If you’re a severe allergy sufferer, and you’re in the market for some silver linings, here’s a good one.
According to a study published in Frontiers In Microbiology, which is a medical journal and not a magazine about very tiny cowboys, people with severe seasonal allergies that result in a runny nose and sniffling have a unique and diverse array of fungi living in their noses. Congratulations.
One of the authors of the study, Luis Delgado of the University of Porto, Portugal, says that people suffering from allergic rhinitis (the fancy medical way of saying that the nasal passages have become inflamed in response to allergens) have significantly higher fungal diversity in their nose compared to those who blissfully waltz through life without having to worry if they’ve got some snot dribbling down their nose. This also applies to any asthma sufferers out there.
Nose Fungi and Allergies Explained
The researchers from the University of Porto and George Washington University collected nasal swabs from 214 children and young adults who attended an immunology and asthma clinic in Porto. 155 of them had both allergic tinnitus and asthma. 47 of them only had allergic rhinitis and 12 just had asthma. This was all weighed against a control group of 125 totally healthy lucky bastards who were enrolled in the study.

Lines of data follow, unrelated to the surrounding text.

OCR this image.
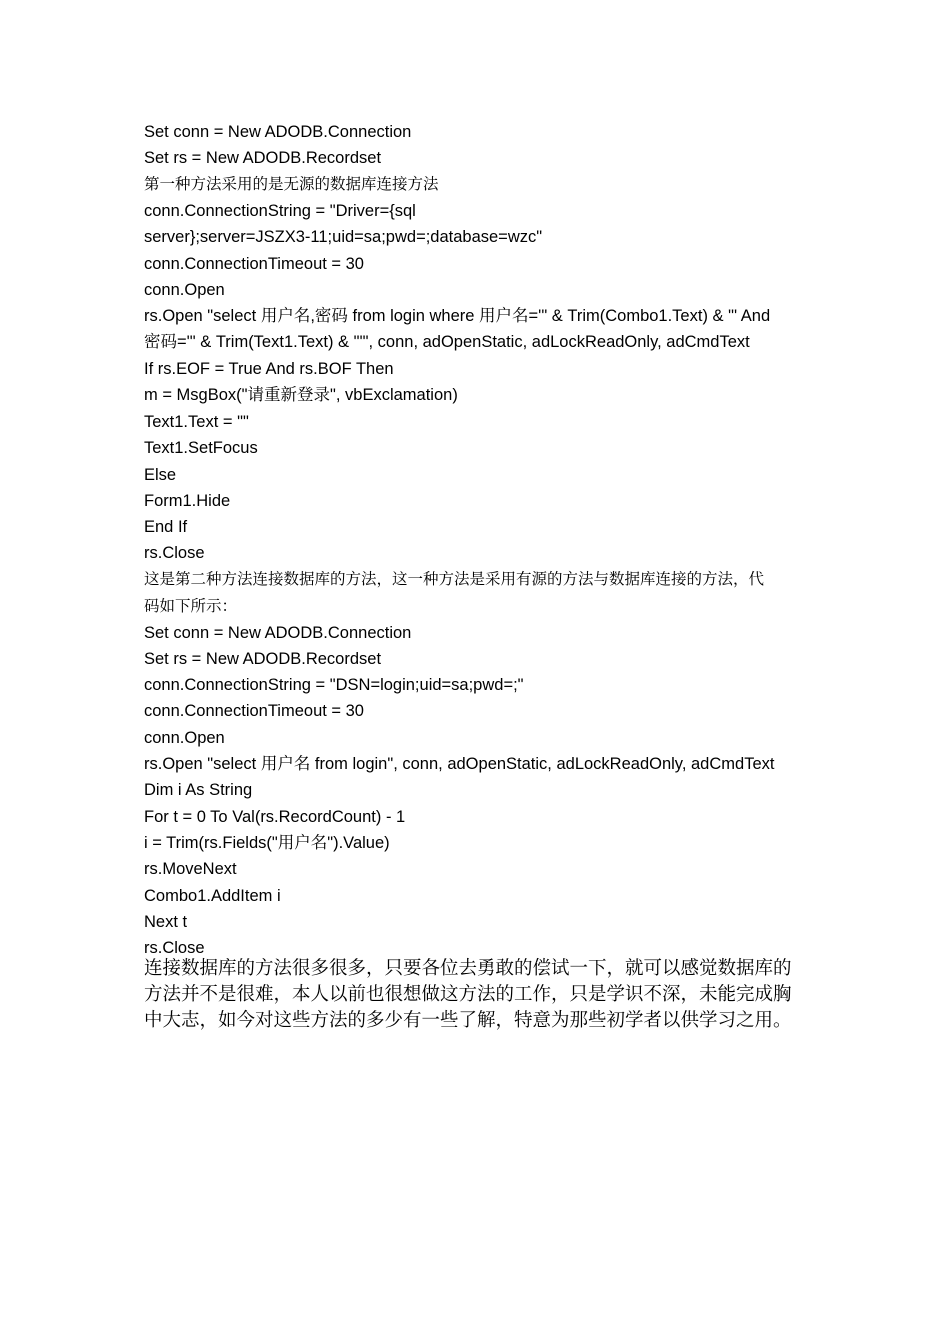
Set conn = New ADODB.Connection

Set rs = New ADODB.Recordset

第一种方法采用的是无源的数据库连接方法

conn.ConnectionString = "Driver={sql

server};server=JSZX3-11;uid=sa;pwd=;database=wzc"

conn.ConnectionTimeout = 30

conn.Open

rs.Open "select 用户名,密码 from login where 用户名='" & Trim(Combo1.Text) & "' And

密码='" & Trim(Text1.Text) & "'", conn, adOpenStatic, adLockReadOnly, adCmdText

If rs.EOF = True And rs.BOF Then

m = MsgBox("请重新登录", vbExclamation)

Text1.Text = ""

Text1.SetFocus

Else

Form1.Hide

End If

rs.Close

这是第二种方法连接数据库的方法，这一种方法是采用有源的方法与数据库连接的方法，代

码如下所示：

Set conn = New ADODB.Connection

Set rs = New ADODB.Recordset

conn.ConnectionString = "DSN=login;uid=sa;pwd=;"

conn.ConnectionTimeout = 30

conn.Open

rs.Open "select 用户名 from login", conn, adOpenStatic, adLockReadOnly, adCmdText

Dim i As String

For t = 0 To Val(rs.RecordCount) - 1

i = Trim(rs.Fields("用户名").Value)

rs.MoveNext

Combo1.AddItem i

Next t

rs.Close

连接数据库的方法很多很多，只要各位去勇敢的偿试一下，就可以感觉数据库的

方法并不是很难，本人以前也很想做这方法的工作，只是学识不深，未能完成胸

中大志，如今对这些方法的多少有一些了解，特意为那些初学者以供学习之用。
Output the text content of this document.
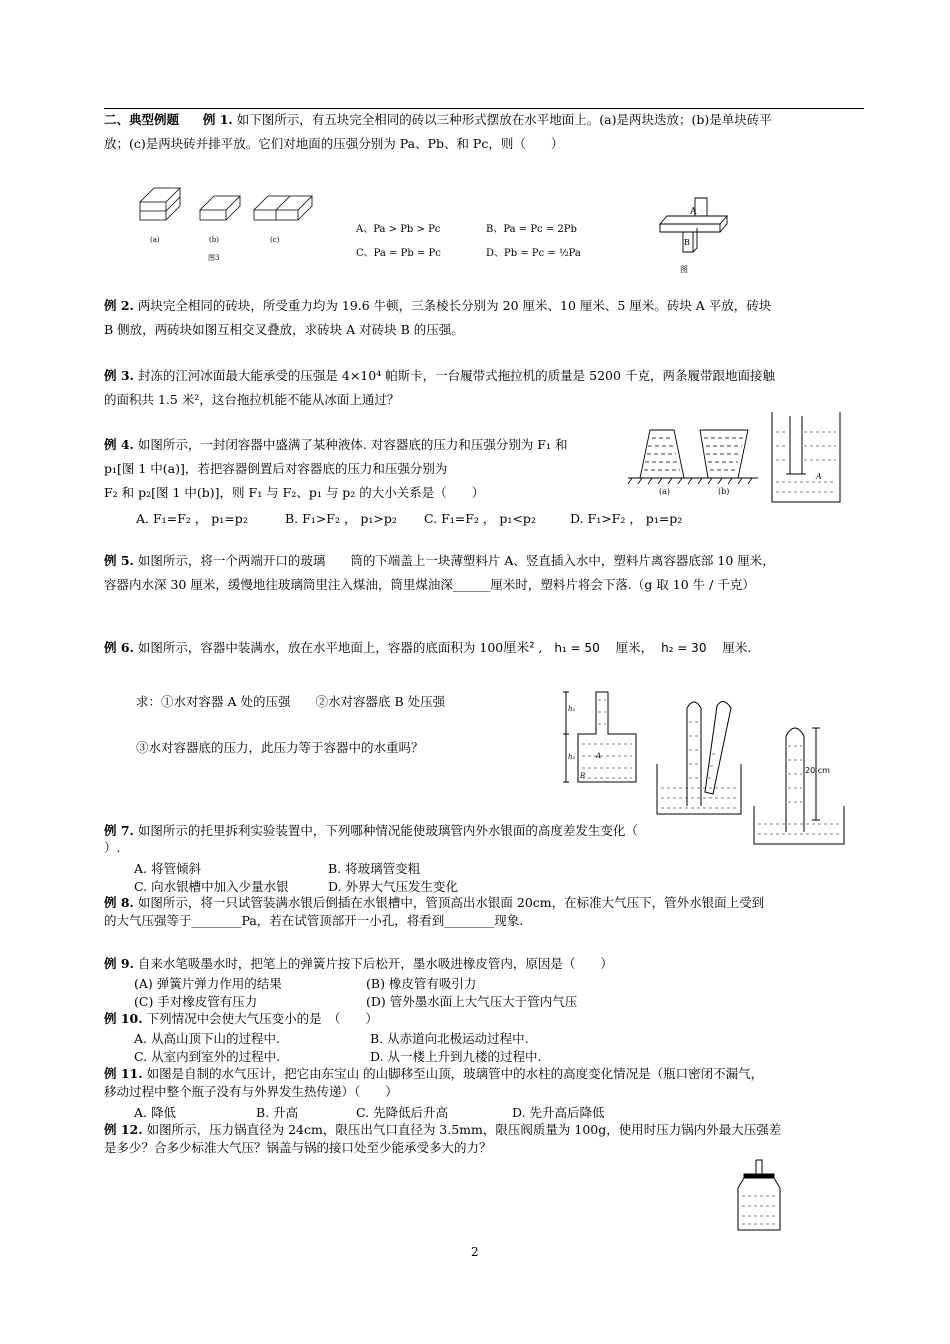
二、典型例题 例 1. 如下图所示，有五块完全相同的砖以三种形式摆放在水平地面上。(a)是两块迭放；(b)是单块砖平
放；(c)是两块砖并排平放。它们对地面的压强分别为 Pa、Pb、和 Pc，则（　　）
(a)	(b)	(c)
图3
A、Pa > Pb > Pc	B、Pa = Pc = 2Pb
C、Pa = Pb = Pc	D、Pb = Pc = ½Pa
A
B
图
例 2. 两块完全相同的砖块，所受重力均为 19.6 牛顿，三条棱长分别为 20 厘米、10 厘米、5 厘米。砖块 A 平放，砖块
B 侧放，两砖块如图互相交叉叠放，求砖块 A 对砖块 B 的压强。
例 3. 封冻的江河冰面最大能承受的压强是 4×10⁴ 帕斯卡，一台履带式拖拉机的质量是 5200 千克，两条履带跟地面接触
的面积共 1.5 米²，这台拖拉机能不能从冰面上通过？
例 4. 如图所示，一封闭容器中盛满了某种液体. 对容器底的压力和压强分别为 F₁ 和
p₁[图 1 中(a)]，若把容器倒置后对容器底的压力和压强分别为
F₂ 和 p₂[图 1 中(b)]，则 F₁ 与 F₂、p₁ 与 p₂ 的大小关系是（　　）
A. F₁=F₂ ， p₁=p₂	B. F₁>F₂ ， p₁>p₂ C. F₁=F₂ ， p₁<p₂	D. F₁>F₂ ， p₁=p₂
(a)	(b)
A
例 5. 如图所示，将一个两端开口的玻璃　　筒的下端盖上一块薄塑料片 A、竖直插入水中，塑料片离容器底部 10 厘米，
容器内水深 30 厘米，缓慢地往玻璃筒里注入煤油，筒里煤油深______厘米时，塑料片将会下落.（g 取 10 牛 / 千克）
例 6. 如图所示，容器中装满水，放在水平地面上，容器的底面积为 100厘米² ,   h₁ = 50 厘米， h₂ = 30 厘米.
求：①水对容器 A 处的压强　　②水对容器底 B 处压强
③水对容器底的压力，此压力等于容器中的水重吗？
h₁
h₂	A
B
20 cm
例 7. 如图所示的托里拆利实验装置中，下列哪种情况能使玻璃管内外水银面的高度差发生变化（
）.
A. 将管倾斜	B. 将玻璃管变粗
C. 向水银槽中加入少量水银	D. 外界大气压发生变化
例 8. 如图所示，将一只试管装满水银后倒插在水银槽中，管顶高出水银面 20cm，在标准大气压下，管外水银面上受到
的大气压强等于________Pa，若在试管顶部开一小孔，将看到________现象.
例 9. 自来水笔吸墨水时，把笔上的弹簧片按下后松开，墨水吸进橡皮管内，原因是（　　）
(A) 弹簧片弹力作用的结果	(B) 橡皮管有吸引力
(C) 手对橡皮管有压力	(D) 管外墨水面上大气压大于管内气压
例 10. 下列情况中会使大气压变小的是　（　　）
A. 从高山顶下山的过程中.	B. 从赤道向北极运动过程中.
C. 从室内到室外的过程中.	D. 从一楼上升到九楼的过程中.
例 11. 如图是自制的水气压计，把它由东宝山 的山脚移至山顶，玻璃管中的水柱的高度变化情况是（瓶口密闭不漏气，
移动过程中整个瓶子没有与外界发生热传递）（　　）
A. 降低	B. 升高	C. 先降低后升高	D. 先升高后降低
例 12. 如图所示，压力锅直径为 24cm，限压出气口直径为 3.5mm，限压阀质量为 100g，使用时压力锅内外最大压强差
是多少？合多少标准大气压？锅盖与锅的接口处至少能承受多大的力？
2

The researchers sequenced the fungal DNA found in all those runny noses. The results showed that people with allergies and asthma have a microscopic adaptation of The Last of Us going on inside their nostrils.
According to Delgado, the findings suggest that allergies fundamentally change the composition of your upper airway’s microbiome. The findings also suggest that allergic rhinitis and asthma might be two different reactions to the same underlying condition.
Tati also was able to identify some common fungi that humans are known to be allergic to. These fungi were present in all of the samples they took, even from healthy people, but they were especially prevalent in the noses of allergy and asthma sufferers.
Searchers also found a whole bunch of a chemical compound called 5-aminoimidazole ribonucleotide, or AIR, in the noses of patients who are suffering from both allergies and asthma. The researchers say this is good news because with a little bit more study somebody may one day be able to create a medication that specifically targets AIR to treat the symptoms of seasonal allergies and asthma.